For the second time this morning I'm taken aback, when this time a sleepy sounding male voice answers Renata's phone, and then I remember that she got married a few weeks ago. This must be her husband, whose name I have forgotten. They just got married in Vegas and then threw a huge party at Renata's Tribeca loft, after the fact. Although I was invited, I didn't go. I wasn't ready to celebrate the union of two idealistic people, full of the self-congratulatory tones of those who have found love the second time around. Not while I was still licking the wounds of my own failed marriage.
Renata picks up the extension. “
Buon giorno,
Mira, are we still on for ten thirty?” She sounds chipper, all business. She's probably already dressed to the nines and in full makeup, even though it's barely eight o'clock in the morning. Renata isn't really beautiful in a classical sense, although every straight man I know, including Jake, thinks she is. She is sultry and full-figured with a dark, Mediterranean complexion and great, full lips: a young Isabella Rossellini. What most women notice about her is that she dresses impeccably: Italian suits and silk shirts (invariably open to reveal an impressive décolletage), and I can't recall ever seeing her without a scarf and earrings. I look down with disgust at my purpletinted, vomit-stained sweat suit.
“Sure, I'm all ready to go, but the thing is, Chloe's sick and I can't leave her. She was in the emergency room last night, actually. Would you mind coming to the apartment? I've got everything here, at home.”
“Is she okay? Are you sure you don't want to reschedule?” she asks.
“No, no, we're fine. I'd just as soon get the order in. We would have to close our doors if we ran out of Parmigiano-Reggiano. You know, Jake has a liberal hand.”
“Yes, I do, God bless him.”
“Well, I wouldn't go that far.”
She laughs. “Whoops, sorry, I forgot—the bastard.”
Over the years Renata and I have developed a social relationship. She proved herself to be an invaluable advisor on a number of occasions throughout Grappa's early stages, and we've become good friends over the last few years. I nursed her through a couple of bad breakups, including one marriage, and she has been supportive of me during this recent unpleasantness with Jake, at least insofar as someone as self-obsessed as Renata can be. But she's also a shrewd businesswoman, and I suspect that if Jake ever did manage to wrest control of the restaurant from me, Renata would continue to make sure his needs, at least for oil and cheese, were spectacularly met. Nevertheless, it's hard not to like Renata. Among other things, one has to admire her business acumen. She broke into an incredibly tight market in a male-dominated profession through sheer smarts, perseverance, and impeccable food sense. Yet, despite her closet full of Fendi handbags and Ferragamo shoes, Renata comes from a family of simple people who were sheep farmers in the foothills of Abruzzo for centuries. At heart, Renata is a simple girl who, when no one is looking, likes to roll up her sleeves, eat big bowls of pasta with sausage, and spit olive pits out the window of her chic Tribeca loft.

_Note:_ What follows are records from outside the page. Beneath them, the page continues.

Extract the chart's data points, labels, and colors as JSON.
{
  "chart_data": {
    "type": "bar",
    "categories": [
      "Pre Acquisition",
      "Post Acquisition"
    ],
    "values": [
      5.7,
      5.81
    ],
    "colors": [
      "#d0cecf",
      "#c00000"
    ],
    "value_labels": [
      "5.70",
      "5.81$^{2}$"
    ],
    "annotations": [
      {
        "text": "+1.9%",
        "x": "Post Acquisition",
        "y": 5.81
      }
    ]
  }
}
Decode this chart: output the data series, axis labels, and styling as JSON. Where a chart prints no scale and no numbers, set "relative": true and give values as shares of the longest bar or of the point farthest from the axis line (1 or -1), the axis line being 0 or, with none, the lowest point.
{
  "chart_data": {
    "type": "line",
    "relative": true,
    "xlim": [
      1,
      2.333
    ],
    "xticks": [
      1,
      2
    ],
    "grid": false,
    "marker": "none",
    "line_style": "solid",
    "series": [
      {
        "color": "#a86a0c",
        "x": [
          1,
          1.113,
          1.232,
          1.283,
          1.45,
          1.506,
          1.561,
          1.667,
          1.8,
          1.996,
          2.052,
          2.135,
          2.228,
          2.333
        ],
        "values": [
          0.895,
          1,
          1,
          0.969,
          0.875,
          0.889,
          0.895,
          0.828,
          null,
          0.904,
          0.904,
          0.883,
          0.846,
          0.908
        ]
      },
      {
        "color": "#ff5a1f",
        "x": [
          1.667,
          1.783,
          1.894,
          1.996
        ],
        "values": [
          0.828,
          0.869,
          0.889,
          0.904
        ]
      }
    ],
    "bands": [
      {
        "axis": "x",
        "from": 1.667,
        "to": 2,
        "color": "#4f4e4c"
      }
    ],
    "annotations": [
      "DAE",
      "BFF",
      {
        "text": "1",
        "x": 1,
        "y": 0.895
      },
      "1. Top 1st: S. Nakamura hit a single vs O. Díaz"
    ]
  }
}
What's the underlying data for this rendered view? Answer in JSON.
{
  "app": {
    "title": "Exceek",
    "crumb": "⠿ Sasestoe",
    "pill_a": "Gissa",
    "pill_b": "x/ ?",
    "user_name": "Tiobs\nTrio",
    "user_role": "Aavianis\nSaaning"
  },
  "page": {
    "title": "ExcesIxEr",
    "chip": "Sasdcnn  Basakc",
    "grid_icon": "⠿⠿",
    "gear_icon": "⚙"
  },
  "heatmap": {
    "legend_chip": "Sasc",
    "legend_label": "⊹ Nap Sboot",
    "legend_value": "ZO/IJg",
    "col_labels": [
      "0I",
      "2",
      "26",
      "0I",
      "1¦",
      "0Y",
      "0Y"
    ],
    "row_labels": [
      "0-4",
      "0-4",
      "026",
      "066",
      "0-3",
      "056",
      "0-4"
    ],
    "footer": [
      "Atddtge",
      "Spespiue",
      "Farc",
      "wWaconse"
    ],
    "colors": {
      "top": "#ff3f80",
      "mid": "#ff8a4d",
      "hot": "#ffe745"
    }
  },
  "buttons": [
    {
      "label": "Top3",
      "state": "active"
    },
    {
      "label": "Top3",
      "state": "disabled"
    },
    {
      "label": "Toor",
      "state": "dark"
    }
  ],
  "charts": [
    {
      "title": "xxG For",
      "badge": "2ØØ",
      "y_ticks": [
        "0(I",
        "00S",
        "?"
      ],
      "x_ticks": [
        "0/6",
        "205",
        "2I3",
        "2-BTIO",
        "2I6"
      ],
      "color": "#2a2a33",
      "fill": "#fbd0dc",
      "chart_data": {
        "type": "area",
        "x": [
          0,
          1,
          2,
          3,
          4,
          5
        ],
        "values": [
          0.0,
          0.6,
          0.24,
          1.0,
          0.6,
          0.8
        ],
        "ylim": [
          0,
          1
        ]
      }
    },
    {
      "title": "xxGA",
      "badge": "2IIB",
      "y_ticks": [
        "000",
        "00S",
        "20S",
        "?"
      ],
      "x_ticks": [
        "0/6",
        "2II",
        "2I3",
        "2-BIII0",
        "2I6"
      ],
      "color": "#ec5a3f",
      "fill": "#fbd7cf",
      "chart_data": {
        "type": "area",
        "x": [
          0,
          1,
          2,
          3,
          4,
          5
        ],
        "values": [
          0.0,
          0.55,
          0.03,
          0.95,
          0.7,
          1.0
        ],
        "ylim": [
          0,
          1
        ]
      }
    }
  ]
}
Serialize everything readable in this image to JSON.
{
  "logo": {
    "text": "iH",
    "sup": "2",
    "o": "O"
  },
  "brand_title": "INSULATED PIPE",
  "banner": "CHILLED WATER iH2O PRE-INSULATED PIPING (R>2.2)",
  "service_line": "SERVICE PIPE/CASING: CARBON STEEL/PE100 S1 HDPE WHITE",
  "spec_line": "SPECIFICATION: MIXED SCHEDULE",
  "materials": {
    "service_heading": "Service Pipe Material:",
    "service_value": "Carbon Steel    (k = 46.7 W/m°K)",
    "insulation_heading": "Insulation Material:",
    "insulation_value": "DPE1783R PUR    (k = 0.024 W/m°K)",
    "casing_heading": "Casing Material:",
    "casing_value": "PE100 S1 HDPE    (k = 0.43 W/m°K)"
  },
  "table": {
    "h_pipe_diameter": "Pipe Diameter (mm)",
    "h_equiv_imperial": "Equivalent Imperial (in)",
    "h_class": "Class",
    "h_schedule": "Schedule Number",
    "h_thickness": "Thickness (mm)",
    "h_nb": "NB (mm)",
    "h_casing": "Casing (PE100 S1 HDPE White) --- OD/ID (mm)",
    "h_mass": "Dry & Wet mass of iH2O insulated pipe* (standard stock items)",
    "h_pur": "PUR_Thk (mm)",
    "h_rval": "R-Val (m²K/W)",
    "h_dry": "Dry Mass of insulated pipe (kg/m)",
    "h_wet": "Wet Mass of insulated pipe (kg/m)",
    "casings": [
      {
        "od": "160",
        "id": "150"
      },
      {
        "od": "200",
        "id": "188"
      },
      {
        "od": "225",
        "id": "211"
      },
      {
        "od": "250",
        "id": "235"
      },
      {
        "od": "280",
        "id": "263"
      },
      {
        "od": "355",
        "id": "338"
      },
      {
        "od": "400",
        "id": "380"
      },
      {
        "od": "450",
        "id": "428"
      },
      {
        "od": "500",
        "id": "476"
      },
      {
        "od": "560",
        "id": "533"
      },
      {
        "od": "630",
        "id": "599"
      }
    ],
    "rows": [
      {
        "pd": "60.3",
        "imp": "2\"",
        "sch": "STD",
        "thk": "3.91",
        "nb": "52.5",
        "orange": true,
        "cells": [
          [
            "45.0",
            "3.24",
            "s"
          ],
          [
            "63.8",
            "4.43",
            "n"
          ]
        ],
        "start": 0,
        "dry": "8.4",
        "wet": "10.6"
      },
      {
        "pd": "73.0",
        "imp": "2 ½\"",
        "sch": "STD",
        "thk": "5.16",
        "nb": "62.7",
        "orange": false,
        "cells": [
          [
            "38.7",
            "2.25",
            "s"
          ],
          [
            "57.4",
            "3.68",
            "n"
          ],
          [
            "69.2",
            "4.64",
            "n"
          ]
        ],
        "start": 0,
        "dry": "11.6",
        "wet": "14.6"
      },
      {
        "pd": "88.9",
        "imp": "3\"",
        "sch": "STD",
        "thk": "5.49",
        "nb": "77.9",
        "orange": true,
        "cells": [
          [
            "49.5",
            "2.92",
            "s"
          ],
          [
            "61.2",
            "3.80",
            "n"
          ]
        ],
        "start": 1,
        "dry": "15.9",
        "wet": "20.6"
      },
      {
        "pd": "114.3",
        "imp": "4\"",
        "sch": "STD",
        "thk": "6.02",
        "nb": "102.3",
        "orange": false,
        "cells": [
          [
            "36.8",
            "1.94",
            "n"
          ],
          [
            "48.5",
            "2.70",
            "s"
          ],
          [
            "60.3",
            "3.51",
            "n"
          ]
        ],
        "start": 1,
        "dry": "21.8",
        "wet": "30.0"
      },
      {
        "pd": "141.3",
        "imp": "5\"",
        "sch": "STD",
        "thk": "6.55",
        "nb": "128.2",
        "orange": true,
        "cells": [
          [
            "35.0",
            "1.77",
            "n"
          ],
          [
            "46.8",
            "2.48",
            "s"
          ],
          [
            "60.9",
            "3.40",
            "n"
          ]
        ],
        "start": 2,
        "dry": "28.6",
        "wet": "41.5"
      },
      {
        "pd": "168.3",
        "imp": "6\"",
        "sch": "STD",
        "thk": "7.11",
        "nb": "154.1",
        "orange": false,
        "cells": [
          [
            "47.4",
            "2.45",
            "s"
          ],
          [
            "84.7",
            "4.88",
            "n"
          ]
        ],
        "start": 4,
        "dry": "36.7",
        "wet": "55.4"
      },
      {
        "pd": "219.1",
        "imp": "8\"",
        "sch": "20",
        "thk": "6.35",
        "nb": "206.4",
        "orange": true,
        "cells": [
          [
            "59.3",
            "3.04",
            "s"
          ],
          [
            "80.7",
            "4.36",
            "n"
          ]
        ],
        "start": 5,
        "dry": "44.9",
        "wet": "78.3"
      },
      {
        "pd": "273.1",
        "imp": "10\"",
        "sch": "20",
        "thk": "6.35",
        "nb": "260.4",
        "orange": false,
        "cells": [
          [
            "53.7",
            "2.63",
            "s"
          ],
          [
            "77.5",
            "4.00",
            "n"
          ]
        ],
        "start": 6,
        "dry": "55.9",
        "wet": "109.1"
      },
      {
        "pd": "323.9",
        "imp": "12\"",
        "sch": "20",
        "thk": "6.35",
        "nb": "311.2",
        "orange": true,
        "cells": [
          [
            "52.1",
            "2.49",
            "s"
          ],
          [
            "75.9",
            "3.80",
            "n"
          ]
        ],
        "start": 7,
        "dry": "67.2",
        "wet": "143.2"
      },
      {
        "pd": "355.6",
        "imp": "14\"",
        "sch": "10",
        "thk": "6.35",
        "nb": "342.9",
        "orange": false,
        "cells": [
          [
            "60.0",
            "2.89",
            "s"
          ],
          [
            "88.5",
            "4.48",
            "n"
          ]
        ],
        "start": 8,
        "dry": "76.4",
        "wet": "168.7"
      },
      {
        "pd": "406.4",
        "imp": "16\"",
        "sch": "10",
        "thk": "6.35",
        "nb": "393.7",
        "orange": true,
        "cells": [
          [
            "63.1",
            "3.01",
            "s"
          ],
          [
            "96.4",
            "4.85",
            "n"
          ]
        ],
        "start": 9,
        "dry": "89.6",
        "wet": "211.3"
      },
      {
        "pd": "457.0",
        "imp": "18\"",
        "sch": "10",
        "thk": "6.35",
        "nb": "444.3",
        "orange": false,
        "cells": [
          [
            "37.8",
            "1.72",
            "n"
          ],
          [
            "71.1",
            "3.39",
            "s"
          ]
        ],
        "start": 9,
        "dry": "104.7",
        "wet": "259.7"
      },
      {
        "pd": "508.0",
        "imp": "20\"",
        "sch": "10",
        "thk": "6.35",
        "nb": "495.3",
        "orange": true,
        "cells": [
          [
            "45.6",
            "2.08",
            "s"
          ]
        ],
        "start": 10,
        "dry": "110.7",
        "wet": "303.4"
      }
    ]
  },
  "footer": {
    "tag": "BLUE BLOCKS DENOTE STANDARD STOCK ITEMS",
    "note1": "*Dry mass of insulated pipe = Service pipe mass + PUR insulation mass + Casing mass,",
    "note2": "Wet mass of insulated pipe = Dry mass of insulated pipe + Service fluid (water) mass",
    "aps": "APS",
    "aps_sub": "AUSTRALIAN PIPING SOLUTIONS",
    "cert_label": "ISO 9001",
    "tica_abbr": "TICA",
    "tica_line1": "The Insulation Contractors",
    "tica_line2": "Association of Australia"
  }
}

I don't ask her about married life, feeling sure that during our meeting she will treat me to all of the details I can stomach. Renata has a way with men. She was actually the first to warn me about Nicola. At one of our meetings, shortly after I hired Nicola, I introduced Renata to our newest employee. They had greeted each other cordially, each appraising the other in the way that only women who know their own power can do.
“Mira,” Renata had hissed when we were out of earshot, “are you out of your mind? What were you thinking?” I was seven months pregnant at the time and tired. Nicola was barely a whisper in my hormone-clouded head. In retrospect, I wonder if perhaps Renata had seen something in Jake, some evidence of his wandering eye. Attractive women always know when they have the attention of a man. At the time I considered what she said, but then dismissed it, so blind was I to the possibility that Jake could love anyone else.